As to what happens next,
that remains to be seen. The US Justice Department is conducting an
investigation into the banks and a few lawsuits have been filed in federal
court that the banks are trying to get tossed out as we speak.
The bottom line is that
the banks are basically ignoring the courts and trying to muscle their way to
more profits from citizens who have had their debts discharged through the
bankruptcy courts.
Debt itself has become the
product. Leading up to the financial crisis, it was debt in the form of
mortgages, car loans, and credit card debt. Of course now its student loan debt
that will likely be the next bubble. No matter, it all got packaged into a
product and sold and resold many times over. The banks peddled cheap and easy
debt to consumers.
But now that the whole
racket has come crashing down- once they couldn’t keep turning over the debt,
once “confidence” evaporated; now the big banks have to find another way to
make money…this time off the backs of the broken.
And maybe that’s the
problem. Debt isn’t just a “financial product”, its people’s lives and their
families and their futures.

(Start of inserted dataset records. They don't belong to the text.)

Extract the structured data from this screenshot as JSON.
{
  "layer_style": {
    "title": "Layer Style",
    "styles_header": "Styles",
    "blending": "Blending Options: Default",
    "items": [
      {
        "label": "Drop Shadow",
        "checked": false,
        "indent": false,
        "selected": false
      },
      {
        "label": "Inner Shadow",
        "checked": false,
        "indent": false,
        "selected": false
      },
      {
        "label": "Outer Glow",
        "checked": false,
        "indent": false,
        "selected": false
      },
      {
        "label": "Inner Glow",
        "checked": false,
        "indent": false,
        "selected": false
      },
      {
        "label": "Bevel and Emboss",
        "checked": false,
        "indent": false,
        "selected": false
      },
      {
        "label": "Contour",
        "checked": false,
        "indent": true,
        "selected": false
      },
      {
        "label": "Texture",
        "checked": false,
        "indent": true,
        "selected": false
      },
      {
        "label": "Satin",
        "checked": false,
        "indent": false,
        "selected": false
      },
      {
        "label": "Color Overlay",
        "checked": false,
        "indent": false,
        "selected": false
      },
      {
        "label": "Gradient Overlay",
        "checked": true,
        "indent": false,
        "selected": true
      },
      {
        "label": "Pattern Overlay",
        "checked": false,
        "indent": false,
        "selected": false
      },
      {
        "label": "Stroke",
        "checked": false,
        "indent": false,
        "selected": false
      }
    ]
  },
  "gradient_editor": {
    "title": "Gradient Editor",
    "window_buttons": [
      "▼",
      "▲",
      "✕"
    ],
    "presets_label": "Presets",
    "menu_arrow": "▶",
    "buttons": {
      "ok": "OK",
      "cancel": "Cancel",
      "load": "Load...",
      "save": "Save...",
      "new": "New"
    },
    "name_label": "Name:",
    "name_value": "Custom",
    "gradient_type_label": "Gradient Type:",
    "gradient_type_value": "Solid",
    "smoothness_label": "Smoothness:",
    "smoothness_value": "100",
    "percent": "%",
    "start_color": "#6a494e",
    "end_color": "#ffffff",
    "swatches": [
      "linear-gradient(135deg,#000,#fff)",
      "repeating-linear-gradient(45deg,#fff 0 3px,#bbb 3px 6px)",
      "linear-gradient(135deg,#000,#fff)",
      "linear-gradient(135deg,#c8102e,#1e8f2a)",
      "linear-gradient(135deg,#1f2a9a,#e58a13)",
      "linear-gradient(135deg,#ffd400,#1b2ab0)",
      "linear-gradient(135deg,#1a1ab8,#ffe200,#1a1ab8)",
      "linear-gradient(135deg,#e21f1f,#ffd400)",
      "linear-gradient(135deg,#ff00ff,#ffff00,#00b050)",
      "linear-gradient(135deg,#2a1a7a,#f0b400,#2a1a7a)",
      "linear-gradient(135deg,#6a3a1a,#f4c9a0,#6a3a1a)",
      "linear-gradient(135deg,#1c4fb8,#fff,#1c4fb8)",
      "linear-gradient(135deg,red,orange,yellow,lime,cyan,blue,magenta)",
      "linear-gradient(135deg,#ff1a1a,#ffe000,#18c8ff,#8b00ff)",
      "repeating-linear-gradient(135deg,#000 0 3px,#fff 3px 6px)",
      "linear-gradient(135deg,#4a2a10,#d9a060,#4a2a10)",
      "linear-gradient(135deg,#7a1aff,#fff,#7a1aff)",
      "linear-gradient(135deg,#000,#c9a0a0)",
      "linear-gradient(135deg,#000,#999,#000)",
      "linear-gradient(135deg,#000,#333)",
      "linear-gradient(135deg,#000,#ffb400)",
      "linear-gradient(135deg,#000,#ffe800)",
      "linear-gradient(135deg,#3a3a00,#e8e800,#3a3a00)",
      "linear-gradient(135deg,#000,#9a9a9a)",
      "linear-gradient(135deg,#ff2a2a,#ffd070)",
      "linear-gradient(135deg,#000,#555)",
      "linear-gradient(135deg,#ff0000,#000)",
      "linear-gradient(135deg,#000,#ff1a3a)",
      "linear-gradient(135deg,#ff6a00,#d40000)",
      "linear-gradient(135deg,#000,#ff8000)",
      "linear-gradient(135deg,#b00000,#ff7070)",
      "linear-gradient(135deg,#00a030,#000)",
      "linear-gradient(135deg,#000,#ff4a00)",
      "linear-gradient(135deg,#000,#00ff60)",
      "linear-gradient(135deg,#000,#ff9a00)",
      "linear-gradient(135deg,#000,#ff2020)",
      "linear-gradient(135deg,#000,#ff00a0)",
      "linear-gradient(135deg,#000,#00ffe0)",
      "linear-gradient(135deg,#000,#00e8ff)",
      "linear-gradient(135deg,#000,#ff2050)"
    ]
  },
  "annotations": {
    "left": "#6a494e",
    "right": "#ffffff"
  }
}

The banks were “too big to fail” so they got bailed
out, but there’s only bankruptcy court for individuals.
The banks got their fresh
start, their second chance; now they’re unwilling to let people and families do
the same. Hopefully our State Attorney General and members of our legislature
will do some investigating of their own on behalf of the citizens in our state.
I hope so, because they’re
the only thing between us and the banks that are now “too big to care”.